PROA Communicationa consultancy firm specialising in designing, managing and consolidating the communication and corporate reputation of institutions and companies, as well as of senior executives, has held a new edition of its Current Affairs Dialogues with the participation of José María Lassalle, consultant, writer, university professor and former Secretary of State for Culture and the Digital Agenda.
Lassalle addressed the challenges of Artificial Intelligence, not only from a technical point of view, but also focusing on the coexistence of this technology with humanism, ethics and how it will affect the emotional and professional development of our society.
At the presentation of the Current Affairs DialogueThe meeting is small and guided by rules of confidentiality, Valvanuz Serna RuizThe partner-director of PROA Comunicación, highlighted the key moment in which we find ourselves as a society, "a moment of transformation of our civilisation in which the ethical challenges related to humanism and Artificial Intelligence mean that we have to reflect in depth on the social model towards which we want to move", she pointed out.
Lassalle emphasised the need to look at AI from a different perspective, beyond the technological point of view, with a perspective that has to do with culture, anthropology and humanism. "We must be aware that it is not only a facilitating technology, it is something that has behind it a philosophy and a symbolic argument that provokes a series of tensions and uncertainties in our society", he stressed.

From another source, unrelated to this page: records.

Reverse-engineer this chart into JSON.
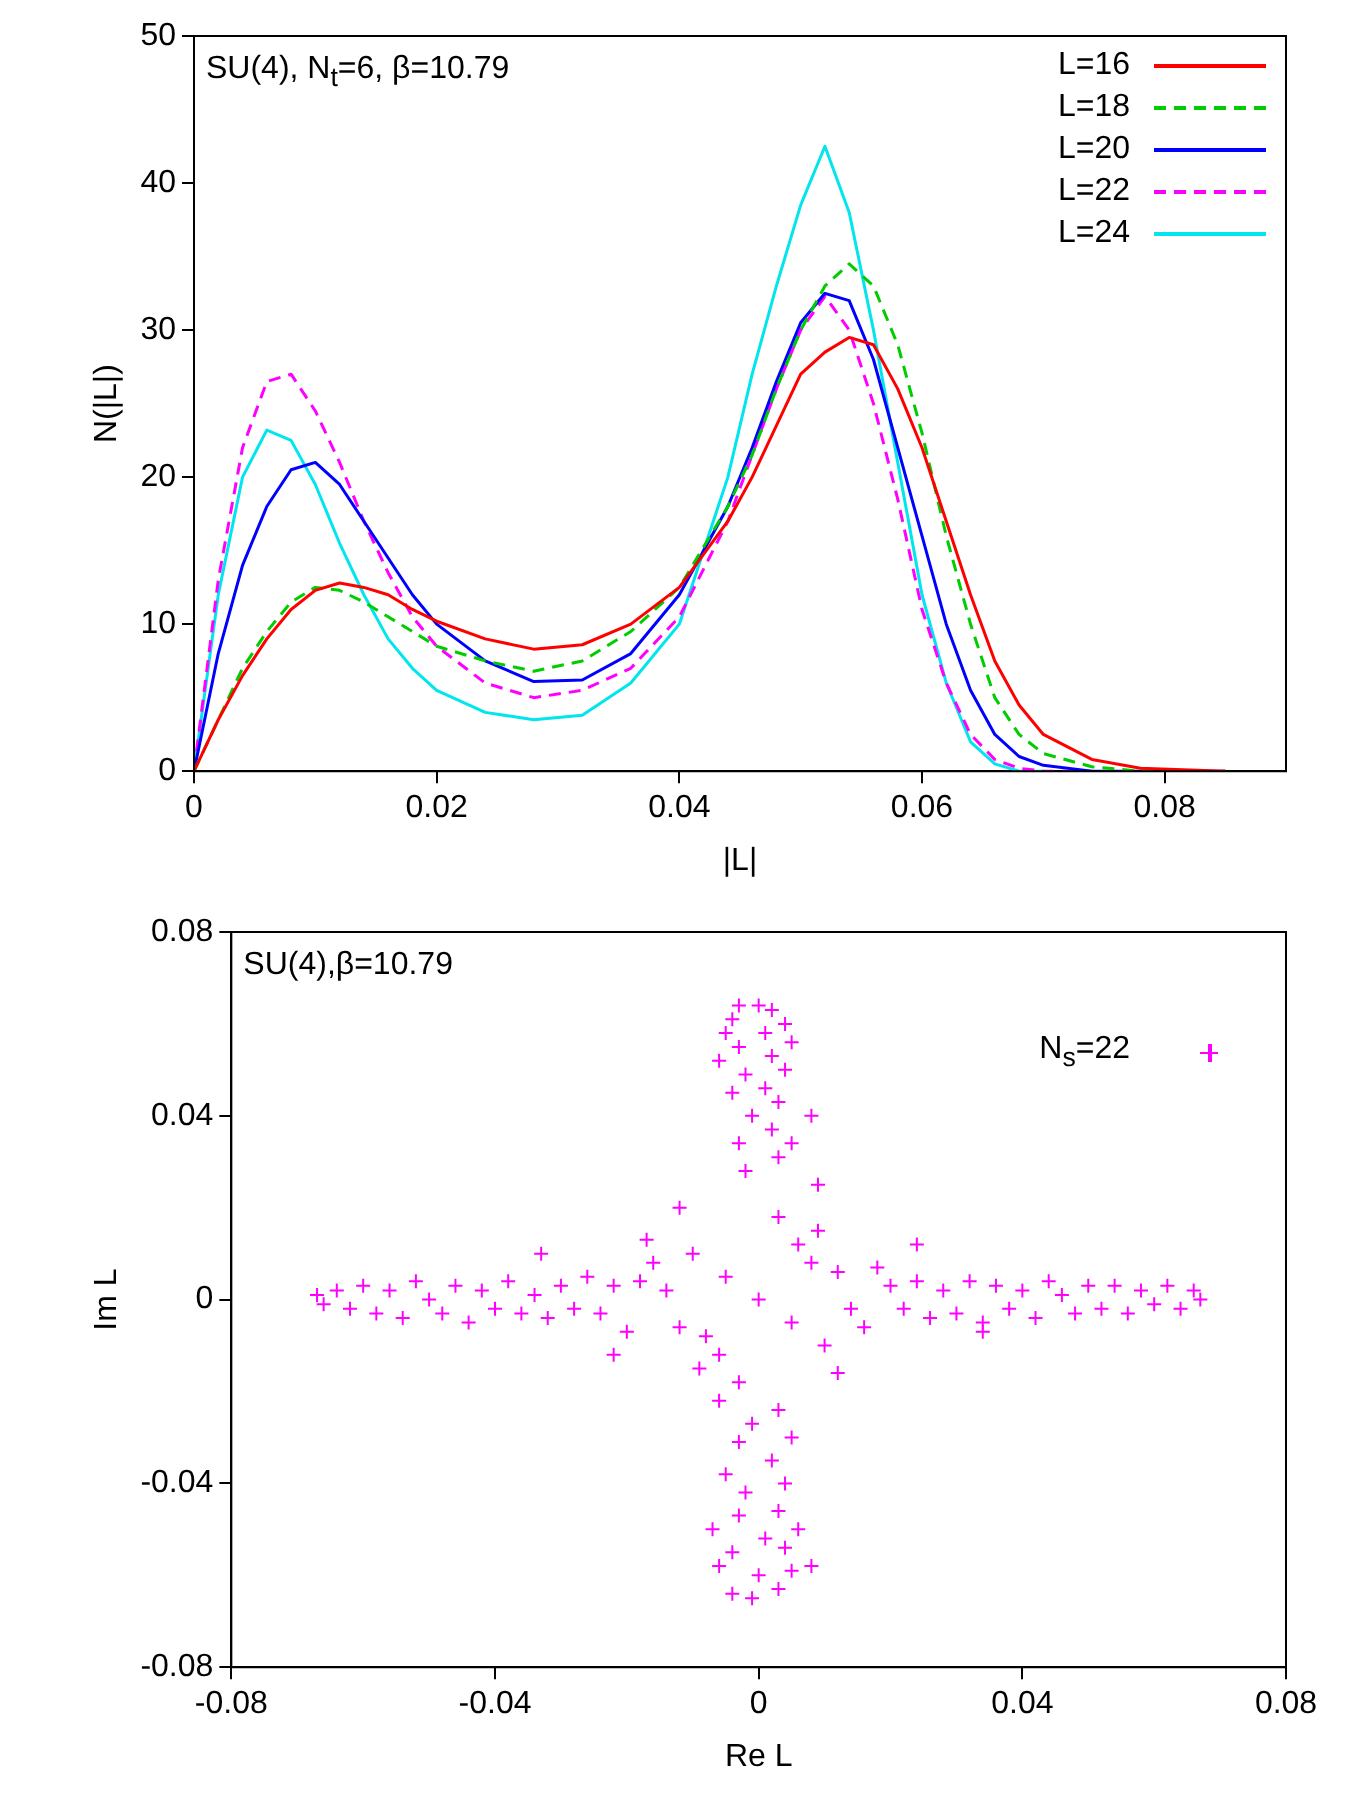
{
  "chart_data": [
    {
      "type": "line",
      "xlabel": "|L|",
      "ylabel": "N(|L|)",
      "annotations": [
        "SU(4), N$_{t}$=6, β=10.79"
      ],
      "xlim": [
        0,
        0.09
      ],
      "xticks": [
        0,
        0.02,
        0.04,
        0.06,
        0.08
      ],
      "ylim": [
        0,
        50
      ],
      "yticks": [
        0,
        10,
        20,
        30,
        40,
        50
      ],
      "grid": false,
      "legend": "top right",
      "marker": "none",
      "x": [
        0,
        0.002,
        0.004,
        0.006,
        0.008,
        0.01,
        0.012,
        0.014,
        0.016,
        0.018,
        0.02,
        0.024,
        0.028,
        0.032,
        0.036,
        0.04,
        0.044,
        0.046,
        0.048,
        0.05,
        0.052,
        0.054,
        0.056,
        0.058,
        0.06,
        0.062,
        0.064,
        0.066,
        0.068,
        0.07,
        0.074,
        0.078,
        0.085
      ],
      "series": [
        {
          "name": "L=16",
          "color": "#ff0000",
          "line_style": "solid",
          "values": [
            0,
            3.5,
            6.5,
            9,
            11,
            12.3,
            12.8,
            12.5,
            12,
            11,
            10.2,
            9,
            8.3,
            8.6,
            10,
            12.5,
            17,
            20,
            23.5,
            27,
            28.5,
            29.5,
            29,
            26,
            22,
            17,
            12,
            7.5,
            4.5,
            2.5,
            0.8,
            0.2,
            0
          ]
        },
        {
          "name": "L=18",
          "color": "#00cc00",
          "line_style": "dashed",
          "values": [
            0,
            3.5,
            7,
            9.5,
            11.5,
            12.5,
            12.3,
            11.5,
            10.5,
            9.5,
            8.5,
            7.5,
            6.8,
            7.5,
            9.5,
            12.5,
            18,
            21.5,
            26,
            30,
            33,
            34.5,
            33,
            29,
            23,
            16,
            10,
            5,
            2.5,
            1.2,
            0.3,
            0,
            0
          ]
        },
        {
          "name": "L=20",
          "color": "#0000ff",
          "line_style": "solid",
          "values": [
            0,
            8,
            14,
            18,
            20.5,
            21,
            19.5,
            17,
            14.5,
            12,
            10,
            7.5,
            6.1,
            6.2,
            8,
            12,
            18,
            22,
            26.5,
            30.5,
            32.5,
            32,
            28,
            22,
            16,
            10,
            5.5,
            2.5,
            1,
            0.4,
            0,
            0,
            0
          ]
        },
        {
          "name": "L=22",
          "color": "#ff00ff",
          "line_style": "dashed",
          "values": [
            0,
            13,
            22,
            26.5,
            27,
            24.5,
            21,
            17,
            13.5,
            10.5,
            8.5,
            6,
            5,
            5.5,
            7,
            10.5,
            17,
            21.5,
            26,
            30,
            32.3,
            30,
            25,
            18.5,
            11,
            6,
            2.5,
            0.8,
            0.2,
            0,
            0,
            null,
            null
          ]
        },
        {
          "name": "L=24",
          "color": "#00e5ee",
          "line_style": "solid",
          "values": [
            0,
            12,
            20,
            23.2,
            22.5,
            19.5,
            15.5,
            12,
            9,
            7,
            5.5,
            4,
            3.5,
            3.8,
            6,
            10,
            20,
            27,
            33,
            38.5,
            42.5,
            38,
            30,
            21,
            12,
            6,
            2,
            0.5,
            0,
            0,
            null,
            null,
            null
          ]
        }
      ]
    },
    {
      "type": "scatter",
      "xlabel": "Re L",
      "ylabel": "Im L",
      "annotations": [
        "SU(4),β=10.79"
      ],
      "xlim": [
        -0.08,
        0.08
      ],
      "xticks": [
        -0.08,
        -0.04,
        0,
        0.04,
        0.08
      ],
      "ylim": [
        -0.08,
        0.08
      ],
      "yticks": [
        -0.08,
        -0.04,
        0,
        0.04,
        0.08
      ],
      "grid": false,
      "legend": "top right",
      "marker": "cross",
      "series": [
        {
          "name": "N$_{s}$=22",
          "color": "#ff00ff",
          "x": [
            -0.067,
            -0.066,
            -0.064,
            -0.062,
            -0.06,
            -0.058,
            -0.056,
            -0.054,
            -0.052,
            -0.05,
            -0.048,
            -0.046,
            -0.044,
            -0.042,
            -0.04,
            -0.038,
            -0.036,
            -0.034,
            -0.032,
            -0.03,
            -0.028,
            -0.026,
            -0.024,
            -0.022,
            -0.02,
            -0.018,
            -0.016,
            0.067,
            0.066,
            0.064,
            0.062,
            0.06,
            0.058,
            0.056,
            0.054,
            0.052,
            0.05,
            0.048,
            0.046,
            0.044,
            0.042,
            0.04,
            0.038,
            0.036,
            0.034,
            0.032,
            0.03,
            0.028,
            0.026,
            0.024,
            0.022,
            0.02,
            0.018,
            0.016,
            -0.003,
            0,
            0.002,
            -0.004,
            0.004,
            -0.005,
            0.001,
            0.005,
            -0.003,
            0.002,
            -0.006,
            0.004,
            -0.002,
            0.001,
            -0.004,
            0.003,
            0.008,
            -0.001,
            0.002,
            0.005,
            -0.003,
            0.003,
            0.009,
            -0.002,
            -0.004,
            0.003,
            -0.001,
            -0.006,
            0.005,
            0,
            -0.004,
            0.004,
            -0.007,
            0.001,
            0.006,
            -0.003,
            0.003,
            0.008,
            -0.002,
            0.004,
            -0.005,
            0.002,
            -0.003,
            0.005,
            -0.001,
            0.003,
            -0.006,
            0,
            -0.005,
            0.005,
            0.008,
            -0.008,
            -0.01,
            0.01,
            0.012,
            -0.012,
            0.006,
            -0.006,
            0.014,
            -0.014,
            0.003,
            -0.003,
            0.009,
            -0.009,
            -0.017,
            0.024,
            -0.022,
            -0.033,
            0.034,
            -0.012,
            0.012
          ],
          "values": [
            0.001,
            -0.001,
            0.002,
            -0.002,
            0.003,
            -0.003,
            0.002,
            -0.004,
            0.004,
            0,
            -0.003,
            0.003,
            -0.005,
            0.002,
            -0.002,
            0.004,
            -0.003,
            0.001,
            -0.004,
            0.003,
            -0.002,
            0.005,
            -0.003,
            0.003,
            -0.007,
            0.004,
            0.008,
            0,
            0.002,
            -0.002,
            0.003,
            -0.001,
            0.002,
            -0.003,
            0.003,
            -0.002,
            0.003,
            -0.003,
            0.001,
            0.004,
            -0.004,
            0.002,
            -0.002,
            0.003,
            -0.005,
            0.004,
            -0.003,
            0.002,
            -0.004,
            0.004,
            -0.002,
            0.003,
            0.007,
            -0.006,
            0.064,
            0.064,
            0.063,
            0.061,
            0.06,
            0.058,
            0.058,
            0.056,
            0.055,
            0.053,
            0.052,
            0.05,
            0.049,
            0.046,
            0.045,
            0.043,
            0.04,
            0.04,
            0.037,
            0.034,
            0.034,
            0.031,
            0.025,
            0.028,
            -0.064,
            -0.063,
            -0.065,
            -0.058,
            -0.059,
            -0.06,
            -0.055,
            -0.054,
            -0.05,
            -0.052,
            -0.05,
            -0.047,
            -0.046,
            -0.058,
            -0.042,
            -0.04,
            -0.038,
            -0.035,
            -0.031,
            -0.03,
            -0.027,
            -0.024,
            -0.022,
            0,
            0.005,
            -0.005,
            0.008,
            -0.008,
            0.01,
            -0.01,
            0.006,
            -0.006,
            0.012,
            -0.012,
            -0.002,
            0.002,
            0.018,
            -0.018,
            0.015,
            -0.015,
            0.013,
            0.012,
            -0.012,
            0.01,
            -0.007,
            0.02,
            -0.016
          ]
        }
      ]
    }
  ]
}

The former Secretary of State has unpacked the keys to the origin of AI in order to understand its current impact and the trajectory of its development. "It was born out of a desire to replicate the human brain, but without its imperfections. It is not an enabling technology, it is not a steam engine, it is something much more complex that tries to imitate the human being when it thinks", he pointed out.
Lassalle has established a direct link between AI and the current course of the economy. "Digital platforms are now replacing companies. They manage data that underpin their business model and from which conclusions are drawn to enable the sale of products or services through a futures economy that deduces and even induces behaviour".
Technology without feelings
For Lassalle, the current model of Artificial Intelligence has a "disturbing" component that began years ago with the leap to generative AI, which mimics the neural network of the human brain. "It transforms information into knowledge and, although it is artificial, it increasingly resembles the brain, although it does not want to have the capacity for error that human feelings such as pity, passion or anger provide," he added.
He also wanted to devote some space to the debate on the disappearance of the impact of this technology on the world of work, in which experts say that by 2033, 80% of current professional tasks will be taken over by AI, and 10% of jobs will disappear. In this regard, Lassalle assured that "we have years ahead of us to think about what value we can add to our tasks as humans that will make us irreplaceable to AI". We need a sense and an ethic that thinks about the purposes of AI. We have to ask ourselves what we really want it for," he added.
During the colloquium with executives from the private sector, representatives of the media and business associations, Lassalle reminded them that the use of current technology "focused on the world of screens" must be measured. For the writer and consultant, "the applications that we all use on a daily basis are designed with models based on how children play. They totally focus our attention, through scroll infinite tactile manipulation, and generate a specific toxicity, dehumanisation, which ends up producing collective problems such as mental health".
Lassalle ended his speech by stressing that, in these times of change, "it is necessary to work on emotional intelligence. Our brain experiences quantum leaps, which are difficult to explain, because it allows us to empathise with the consequences of decisions, and this differentiates us from AI", he pointed out. "We have to set limits for ourselves, that will help us to work on resilient intelligence, based on the consequences of decisions. AI will be really useful when we can ask it the questions that will then accompany the decision," he said.
The Current Affairs Dialogues PROA Comunicación brings together key figures from the economic, political, media and cultural spheres with business people, executives and opinion leaders to contribute to a deeper knowledge of reality, and to foster an in-depth understanding of the issues that lead the news agenda.